Penn State researchers developed a fluorescent sensor able to easily and accurately detect salt concentrations in the sweat or other bodily fluids. Based on citric acid molecules, the sensor is highly sensitive and selective for chloride, the main diagnostic marker for cystic fibrosis (CF), and may enable rapid and low-cost point-of-care diagnostics that can be translated into clinical settings.

“Salt concentrations can be important for many health-related conditions,” said Jian Yang, a professor of biomedical engineering and the lead study author, in a news release. “Our method uses fluorescent molecules based on citrate, a natural molecule that is essential for bone health.”
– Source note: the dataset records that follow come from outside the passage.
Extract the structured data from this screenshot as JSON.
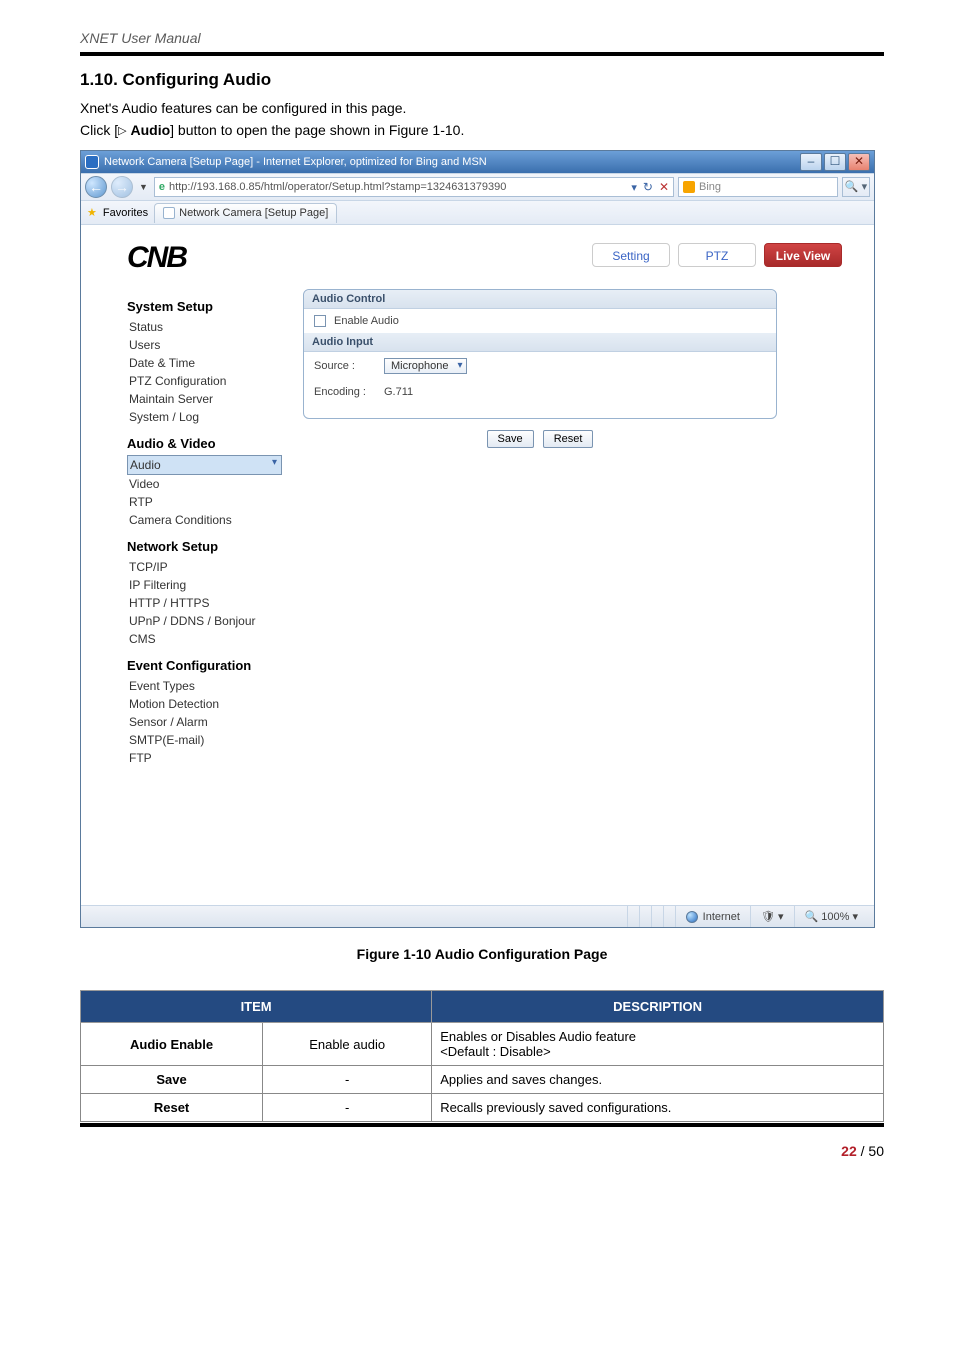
{
  "doc_header": "XNET User Manual",
  "section_title": "1.10. Configuring Audio",
  "intro": "Xnet's Audio features can be configured in this page.",
  "click_prefix": "Click [",
  "click_icon": "▷",
  "click_bold": "Audio",
  "click_suffix": "] button to open the page shown in Figure 1-10.",
  "browser": {
    "title": "Network Camera [Setup Page] - Internet Explorer, optimized for Bing and MSN",
    "win_min": "–",
    "win_max": "☐",
    "win_close": "✕",
    "back": "←",
    "fwd": "→",
    "url_prefix": "e",
    "url": "http://193.168.0.85/html/operator/Setup.html?stamp=1324631379390",
    "url_dd": "▾",
    "url_ref": "↻",
    "url_x": "✕",
    "search_placeholder": "Bing",
    "magnify": "🔍 ▾",
    "fav_label": "Favorites",
    "tab_label": "Network Camera [Setup Page]"
  },
  "page": {
    "logo": "CNB",
    "btn_setting": "Setting",
    "btn_ptz": "PTZ",
    "btn_live": "Live View",
    "side": {
      "g1": "System Setup",
      "g1i": [
        "Status",
        "Users",
        "Date & Time",
        "PTZ Configuration",
        "Maintain Server",
        "System / Log"
      ],
      "g2": "Audio & Video",
      "g2i": [
        "Audio",
        "Video",
        "RTP",
        "Camera Conditions"
      ],
      "g3": "Network Setup",
      "g3i": [
        "TCP/IP",
        "IP Filtering",
        "HTTP / HTTPS",
        "UPnP / DDNS / Bonjour",
        "CMS"
      ],
      "g4": "Event Configuration",
      "g4i": [
        "Event Types",
        "Motion Detection",
        "Sensor / Alarm",
        "SMTP(E-mail)",
        "FTP"
      ]
    },
    "panel": {
      "h1": "Audio Control",
      "enable": "Enable Audio",
      "h2": "Audio Input",
      "source_lbl": "Source :",
      "source_val": "Microphone",
      "encoding_lbl": "Encoding :",
      "encoding_val": "G.711",
      "save": "Save",
      "reset": "Reset"
    },
    "status": {
      "internet": "Internet",
      "zone": "▾",
      "zoom": "100%  ▾",
      "zoom_icon": "🔍"
    }
  },
  "caption": "Figure 1-10 Audio Configuration Page",
  "table": {
    "h_item": "ITEM",
    "h_desc": "DESCRIPTION",
    "r1a": "Audio Enable",
    "r1b": "Enable audio",
    "r1c": "Enables or Disables Audio feature\n<Default : Disable>",
    "r2a": "Save",
    "r2b": "-",
    "r2c": "Applies and saves changes.",
    "r3a": "Reset",
    "r3b": "-",
    "r3c": "Recalls previously saved configurations."
  },
  "footer": {
    "cur": "22",
    "sep": " / ",
    "tot": "50"
  }
}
The findings were reported in the article, “Citrate-based fluorescent materials for low-cost chloride sensing in the diagnosis of cystic fibrosis,” published in the journal Chemical Science.
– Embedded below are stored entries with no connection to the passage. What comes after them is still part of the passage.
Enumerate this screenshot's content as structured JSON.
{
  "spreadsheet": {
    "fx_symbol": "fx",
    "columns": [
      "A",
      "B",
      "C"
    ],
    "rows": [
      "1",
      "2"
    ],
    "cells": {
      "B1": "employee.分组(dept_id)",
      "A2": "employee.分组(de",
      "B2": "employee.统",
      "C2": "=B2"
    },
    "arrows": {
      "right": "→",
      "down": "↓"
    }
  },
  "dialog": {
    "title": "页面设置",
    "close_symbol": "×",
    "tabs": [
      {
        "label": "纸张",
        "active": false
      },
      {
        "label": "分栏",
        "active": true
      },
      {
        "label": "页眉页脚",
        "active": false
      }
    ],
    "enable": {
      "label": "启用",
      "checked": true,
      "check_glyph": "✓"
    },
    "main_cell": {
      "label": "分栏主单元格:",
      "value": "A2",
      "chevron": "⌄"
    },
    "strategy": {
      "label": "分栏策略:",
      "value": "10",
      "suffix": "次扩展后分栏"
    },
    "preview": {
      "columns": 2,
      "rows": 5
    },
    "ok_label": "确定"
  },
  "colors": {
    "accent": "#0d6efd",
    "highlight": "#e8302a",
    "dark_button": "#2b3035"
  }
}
Chloride is an essential electrolyte that maintains homeostasis within the body, but is found in abnormal levels in people with diseases such as CF. Current analytical approaches for chloride detection fail to meet the clinical needs of both high performance and low material or labor costs, hindering their use by clinicians.

In contrast, the new citrate-based fluorescent sensor is able to identify chloride in a wide range of concentrations, and  is also sensitive to bromide, another salt that, even in extremely low concentrations, can interfere with laboratory results.
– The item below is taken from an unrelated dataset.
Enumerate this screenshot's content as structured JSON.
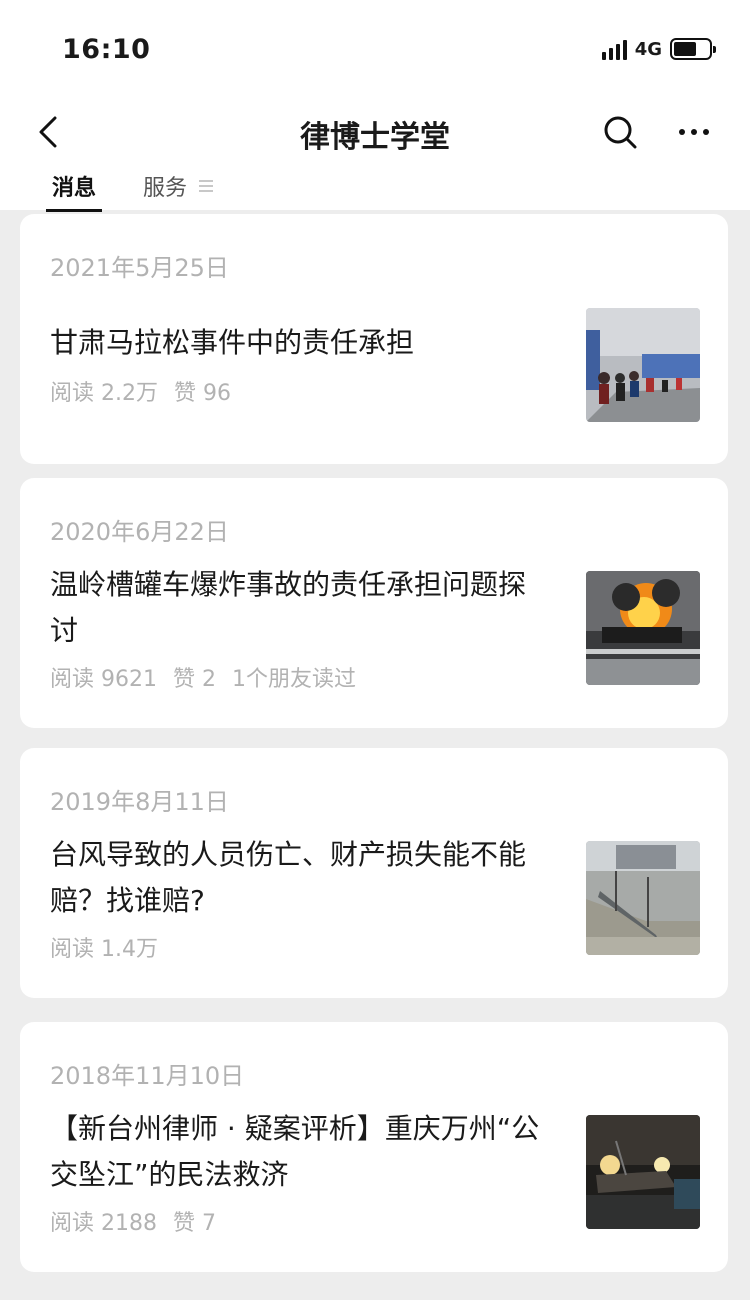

Using the sensor, researchers were able to distinguish differences between chloride and bromide, and are now working to possibly establish a new standard for bromide detection in the diagnosis of CF.

Yang, working alongside Professor Zhiwen Liu, a Penn State electrical engineer, is also trying to build a highly portable, handheld device for measuring salt concentrations in sweat.

“We are developing a platform material for sensing that is low cost, can be automated, requires no titration by trained staff or expensive instrumentation as in hospitals, and provides fast, almost instantaneous, results,” said Yang.

Researchers compared CF diagnosis made using the new fluorescence chloride sensors approach to those made using the traditional sweat test performed in a clinical laboratory, and found that results were similar.

The importance of accurate, quick and easy determinations of sweat chloride levels in patients cannot be underestimated. “According to recommendations from the CF Foundation …  all patients undergoing evaluation for possible diagnosis of CF should have sweat testing performed. To date, measurements of sweat chloride (mmol/L) are only used for diagnostic purposes,” said Robert Vender, MD, a pulmonary specialist at Penn State Milton S. Hershey Medical Center, who treats CF patients. “Given the recent scientific and medical advances in CF patient directed therapy … measurements of sweat chloride may have potential as a therapeutic surrogate indicator of drug effect.”

Added Yang “[b]eyond cystic fibrosis, our platform can also be used for many other diseases, such as metabolic alkalosis, Addison’s disease, and amyotrophic lateral sclerosis (ALS). All of those diseases display abnormal concentrations of chloride in the urine, serum or cerebral spinal fluid.”